Unfortunately, the results are nowhere as satisfactory whether from a directorial standpoint, or just from the satirical story side. While some parody is present (mainly in regards to certain customer types and their comeuppance), McKittrick seems fixated on and unable to let go of various crude running gags that aren't funny the first time, let alone the second, fifth or tenth time they roll around.

Then again, if you're a thirteen-year-old boy, you might be rolling in the aisles regarding a recurring bit where the men in the restaurant try to expose their genitals to each other, with the viewer then being punished with a swift kick to the rear. The funny part is supposed to be the various imaginative ways one's privates can be displayed, stretched or otherwise contorted, but none of it's remotely funny (unless you fall into that specific demographic that's otherwise obviously too young to see this strong, R-rated film).

Then there are repeated bits about a guy who can't urinate in public restrooms; an amorous couple's antics in the building; a twenty or thirty something loser who's fixated on nailing underage girls; a middle-aged manager who becomes enticed by his underage hostess, two white teens who think they're black gangster rappers, and more. I suppose with just the right directorial touch or sharp writing, such material might have been funny and maybe even occasionally hilarious, but as it stands it's just one instance after another of repetitive banality and idiocy.

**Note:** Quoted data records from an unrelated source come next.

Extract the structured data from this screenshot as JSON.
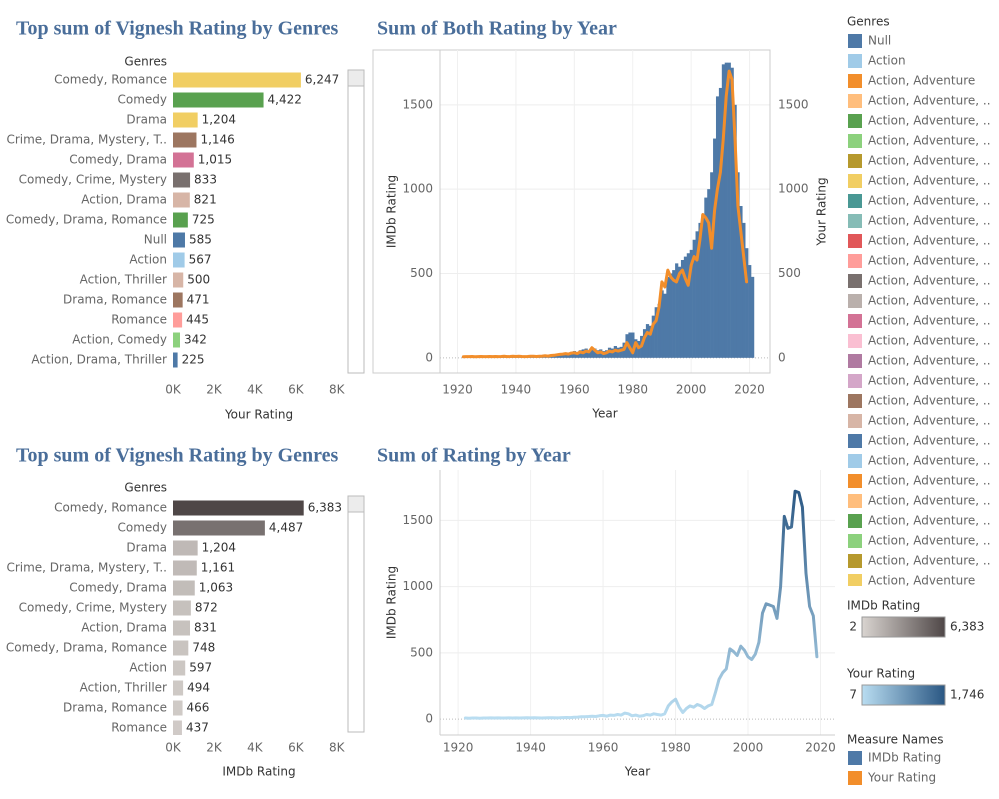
{
  "chart_data": [
    {
      "type": "barh",
      "title": "Top sum of Vignesh Rating by Genres",
      "y_label": "Genres",
      "x_label": "Your Rating",
      "categories": [
        "Comedy, Romance",
        "Comedy",
        "Drama",
        "Crime, Drama, Mystery, T..",
        "Comedy, Drama",
        "Comedy, Crime, Mystery",
        "Action, Drama",
        "Comedy, Drama, Romance",
        "Null",
        "Action",
        "Action, Thriller",
        "Drama, Romance",
        "Romance",
        "Action, Comedy",
        "Action, Drama, Thriller"
      ],
      "values": [
        6247,
        4422,
        1204,
        1146,
        1015,
        833,
        821,
        725,
        585,
        567,
        500,
        471,
        445,
        342,
        225
      ],
      "value_labels": [
        "6,247",
        "4,422",
        "1,204",
        "1,146",
        "1,015",
        "833",
        "821",
        "725",
        "585",
        "567",
        "500",
        "471",
        "445",
        "342",
        "225"
      ],
      "colors": [
        "#f1ce63",
        "#59a14f",
        "#f1ce63",
        "#9d7660",
        "#d37295",
        "#79706e",
        "#d7b5a6",
        "#59a14f",
        "#4e79a7",
        "#a0cbe8",
        "#d7b5a6",
        "#9d7660",
        "#ff9d9a",
        "#8cd17d",
        "#4e79a7"
      ],
      "xlim": [
        0,
        8400
      ],
      "xticks": [
        {
          "value": 0,
          "label": "0K"
        },
        {
          "value": 2000,
          "label": "2K"
        },
        {
          "value": 4000,
          "label": "4K"
        },
        {
          "value": 6000,
          "label": "6K"
        },
        {
          "value": 8000,
          "label": "8K"
        }
      ]
    },
    {
      "type": "combo",
      "title": "Sum of Both Rating by Year",
      "x_label": "Year",
      "y_label": "IMDb Rating",
      "y2_label": "Your Rating",
      "x": [
        1922,
        1923,
        1924,
        1925,
        1926,
        1927,
        1928,
        1929,
        1930,
        1931,
        1932,
        1933,
        1934,
        1935,
        1936,
        1937,
        1938,
        1939,
        1940,
        1941,
        1942,
        1943,
        1944,
        1945,
        1946,
        1947,
        1948,
        1949,
        1950,
        1951,
        1952,
        1953,
        1954,
        1955,
        1956,
        1957,
        1958,
        1959,
        1960,
        1961,
        1962,
        1963,
        1964,
        1965,
        1966,
        1967,
        1968,
        1969,
        1970,
        1971,
        1972,
        1973,
        1974,
        1975,
        1976,
        1977,
        1978,
        1979,
        1980,
        1981,
        1982,
        1983,
        1984,
        1985,
        1986,
        1987,
        1988,
        1989,
        1990,
        1991,
        1992,
        1993,
        1994,
        1995,
        1996,
        1997,
        1998,
        1999,
        2000,
        2001,
        2002,
        2003,
        2004,
        2005,
        2006,
        2007,
        2008,
        2009,
        2010,
        2011,
        2012,
        2013,
        2014,
        2015,
        2016,
        2017,
        2018,
        2019,
        2020,
        2021
      ],
      "series": [
        {
          "name": "IMDb Rating",
          "color": "#4e79a7",
          "mark": "bar",
          "values": [
            8,
            6,
            7,
            9,
            7,
            8,
            6,
            9,
            8,
            9,
            7,
            8,
            9,
            8,
            10,
            7,
            9,
            12,
            8,
            10,
            9,
            7,
            8,
            9,
            11,
            9,
            10,
            12,
            14,
            10,
            15,
            18,
            20,
            22,
            25,
            30,
            28,
            35,
            40,
            30,
            45,
            50,
            55,
            40,
            60,
            55,
            45,
            50,
            40,
            45,
            60,
            55,
            70,
            60,
            65,
            90,
            140,
            150,
            150,
            110,
            100,
            130,
            170,
            200,
            190,
            250,
            300,
            320,
            400,
            380,
            480,
            500,
            520,
            560,
            540,
            580,
            600,
            620,
            640,
            700,
            750,
            800,
            850,
            950,
            1000,
            1100,
            1300,
            1550,
            1600,
            1740,
            1750,
            1750,
            1720,
            1500,
            1100,
            900,
            800,
            650,
            550,
            480
          ]
        },
        {
          "name": "Your Rating",
          "color": "#f28e2b",
          "mark": "line",
          "axis": "y2",
          "values": [
            6,
            7,
            7,
            8,
            6,
            7,
            8,
            7,
            7,
            8,
            7,
            8,
            7,
            8,
            9,
            7,
            8,
            9,
            8,
            9,
            8,
            7,
            8,
            9,
            9,
            8,
            9,
            10,
            12,
            10,
            14,
            15,
            18,
            20,
            22,
            25,
            22,
            28,
            30,
            25,
            35,
            30,
            40,
            35,
            60,
            45,
            30,
            35,
            25,
            30,
            40,
            35,
            45,
            40,
            45,
            50,
            90,
            60,
            30,
            90,
            60,
            70,
            120,
            150,
            140,
            200,
            220,
            300,
            450,
            420,
            520,
            480,
            460,
            450,
            500,
            520,
            470,
            430,
            550,
            600,
            580,
            700,
            850,
            830,
            800,
            650,
            870,
            1000,
            1100,
            1300,
            1550,
            1700,
            1650,
            1300,
            900,
            750,
            600,
            450,
            null,
            null
          ]
        }
      ],
      "xlim": [
        1914,
        2027
      ],
      "xticks": [
        1920,
        1940,
        1960,
        1980,
        2000,
        2020
      ],
      "ylim": [
        -90,
        1825
      ],
      "yticks": [
        0,
        500,
        1000,
        1500
      ],
      "y2lim": [
        -90,
        1825
      ],
      "y2ticks": [
        0,
        500,
        1000,
        1500
      ],
      "grid": true
    },
    {
      "type": "barh",
      "title": "Top sum of Vignesh Rating by Genres",
      "y_label": "Genres",
      "x_label": "IMDb Rating",
      "categories": [
        "Comedy, Romance",
        "Comedy",
        "Drama",
        "Crime, Drama, Mystery, T..",
        "Comedy, Drama",
        "Comedy, Crime, Mystery",
        "Action, Drama",
        "Comedy, Drama, Romance",
        "Action",
        "Action, Thriller",
        "Drama, Romance",
        "Romance"
      ],
      "values": [
        6383,
        4487,
        1204,
        1161,
        1063,
        872,
        831,
        748,
        597,
        494,
        466,
        437
      ],
      "value_labels": [
        "6,383",
        "4,487",
        "1,204",
        "1,161",
        "1,063",
        "872",
        "831",
        "748",
        "597",
        "494",
        "466",
        "437"
      ],
      "xlim": [
        0,
        8400
      ],
      "xticks": [
        {
          "value": 0,
          "label": "0K"
        },
        {
          "value": 2000,
          "label": "2K"
        },
        {
          "value": 4000,
          "label": "4K"
        },
        {
          "value": 6000,
          "label": "6K"
        },
        {
          "value": 8000,
          "label": "8K"
        }
      ]
    },
    {
      "type": "line",
      "title": "Sum of Rating by Year",
      "x_label": "Year",
      "y_label": "IMDb Rating",
      "x": [
        1922,
        1923,
        1924,
        1925,
        1926,
        1927,
        1928,
        1929,
        1930,
        1931,
        1932,
        1933,
        1934,
        1935,
        1936,
        1937,
        1938,
        1939,
        1940,
        1941,
        1942,
        1943,
        1944,
        1945,
        1946,
        1947,
        1948,
        1949,
        1950,
        1951,
        1952,
        1953,
        1954,
        1955,
        1956,
        1957,
        1958,
        1959,
        1960,
        1961,
        1962,
        1963,
        1964,
        1965,
        1966,
        1967,
        1968,
        1969,
        1970,
        1971,
        1972,
        1973,
        1974,
        1975,
        1976,
        1977,
        1978,
        1979,
        1980,
        1981,
        1982,
        1983,
        1984,
        1985,
        1986,
        1987,
        1988,
        1989,
        1990,
        1991,
        1992,
        1993,
        1994,
        1995,
        1996,
        1997,
        1998,
        1999,
        2000,
        2001,
        2002,
        2003,
        2004,
        2005,
        2006,
        2007,
        2008,
        2009,
        2010,
        2011,
        2012,
        2013,
        2014,
        2015,
        2016,
        2017,
        2018,
        2019
      ],
      "values": [
        8,
        7,
        8,
        8,
        7,
        8,
        8,
        9,
        8,
        9,
        8,
        8,
        9,
        8,
        9,
        8,
        9,
        10,
        9,
        10,
        9,
        8,
        9,
        10,
        10,
        9,
        10,
        11,
        12,
        11,
        14,
        15,
        17,
        18,
        20,
        22,
        20,
        25,
        28,
        22,
        30,
        28,
        35,
        30,
        45,
        40,
        25,
        30,
        22,
        25,
        35,
        30,
        40,
        35,
        30,
        40,
        100,
        130,
        150,
        90,
        50,
        80,
        100,
        90,
        110,
        100,
        80,
        100,
        110,
        200,
        300,
        350,
        380,
        530,
        510,
        480,
        550,
        520,
        470,
        450,
        490,
        580,
        800,
        870,
        860,
        850,
        760,
        1000,
        1530,
        1440,
        1450,
        1720,
        1710,
        1600,
        1100,
        850,
        780,
        470
      ],
      "xlim": [
        1915,
        2024
      ],
      "xticks": [
        1920,
        1940,
        1960,
        1980,
        2000,
        2020
      ],
      "ylim": [
        -120,
        1880
      ],
      "yticks": [
        0,
        500,
        1000,
        1500
      ],
      "grid": true
    }
  ],
  "legend_panel": {
    "genres": {
      "title": "Genres",
      "items": [
        {
          "name": "Null",
          "color": "#4e79a7"
        },
        {
          "name": "Action",
          "color": "#a0cbe8"
        },
        {
          "name": "Action, Adventure",
          "color": "#f28e2b"
        },
        {
          "name": "Action, Adventure, ..",
          "color": "#ffbe7d"
        },
        {
          "name": "Action, Adventure, ..",
          "color": "#59a14f"
        },
        {
          "name": "Action, Adventure, ..",
          "color": "#8cd17d"
        },
        {
          "name": "Action, Adventure, ..",
          "color": "#b6992d"
        },
        {
          "name": "Action, Adventure, ..",
          "color": "#f1ce63"
        },
        {
          "name": "Action, Adventure, ..",
          "color": "#499894"
        },
        {
          "name": "Action, Adventure, ..",
          "color": "#86bcb6"
        },
        {
          "name": "Action, Adventure, ..",
          "color": "#e15759"
        },
        {
          "name": "Action, Adventure, ..",
          "color": "#ff9d9a"
        },
        {
          "name": "Action, Adventure, ..",
          "color": "#79706e"
        },
        {
          "name": "Action, Adventure, ..",
          "color": "#bab0ac"
        },
        {
          "name": "Action, Adventure, ..",
          "color": "#d37295"
        },
        {
          "name": "Action, Adventure, ..",
          "color": "#fabfd2"
        },
        {
          "name": "Action, Adventure, ..",
          "color": "#b07aa1"
        },
        {
          "name": "Action, Adventure, ..",
          "color": "#d4a6c8"
        },
        {
          "name": "Action, Adventure, ..",
          "color": "#9d7660"
        },
        {
          "name": "Action, Adventure, ..",
          "color": "#d7b5a6"
        },
        {
          "name": "Action, Adventure, ..",
          "color": "#4e79a7"
        },
        {
          "name": "Action, Adventure, ..",
          "color": "#a0cbe8"
        },
        {
          "name": "Action, Adventure, ..",
          "color": "#f28e2b"
        },
        {
          "name": "Action, Adventure, ..",
          "color": "#ffbe7d"
        },
        {
          "name": "Action, Adventure, ..",
          "color": "#59a14f"
        },
        {
          "name": "Action, Adventure, ..",
          "color": "#8cd17d"
        },
        {
          "name": "Action, Adventure, ..",
          "color": "#b6992d"
        },
        {
          "name": "Action, Adventure",
          "color": "#f1ce63"
        }
      ]
    },
    "color_legends": [
      {
        "title": "IMDb Rating",
        "min": 2,
        "max": {
          "value": 6383,
          "label": "6,383"
        },
        "colors": [
          "#d9d4d0",
          "#4f4747"
        ]
      },
      {
        "title": "Your Rating",
        "min": 7,
        "max": {
          "value": 1746,
          "label": "1,746"
        },
        "colors": [
          "#b9ddf1",
          "#2a5783"
        ]
      }
    ],
    "measure_legend": {
      "title": "Measure Names"
    }
  }
}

Most such films have a more serious subplot featuring some angst-filled character looking or at least needing to change, and this effort doesn't let that one slip by. Here, it's Justin Long ("Herbie: Fully Loaded," "Jeepers Creepers") portraying the screen alter-ego of McKittrick as a twenty-something waiter who's suddenly realized he's in a dead end job in a dead end life.

While there's potential present -- albeit not remotely original -- McKittrick similarly botches that. It doesn't help that Long is blasť in the role, but there's just nothing there for audiences latch on to. It may have been therapeutic for the filmmaker essentially putting himself or at least his character type up on the screen, but it does nothing for the film.

As far as the performances are concerned, none of the mostly young actors and actresses has any sort of fighting chance as they're pigeonholed in very specific character types with very repetitive and defining traits. Among the more notable but wasted performers is Chi McBride ("Roll Bounce," "The Terminal") as some sort of philosophical dishwasher and Luis Guzman ("The Salton Sea," "Boogey Nights") as the perpetually horny cook with a penchant for using the floor to add some flavoring and/or texture to his culinary creations.

And could someone please stop Ryan Reynolds ("The Amityville Horror," "Blade: Trinity") from playing the same sort of smarmy, smart aleck character he did in "Van Wilder." His comedic timing, delivery and overall being were awful there and that only continues here, and since he's one of the major characters, he quickly wears on one's nerves.

With perhaps a random chuckle or two scattered throughout the rest of this comic misfire, you'll likely find yourself following the title's descriptive moniker for a workplace satire as sharp or witty in its observational humor as "Clerks" and then "Office Space" managed to be. "Waiting" rates as a 1.5 out of 10.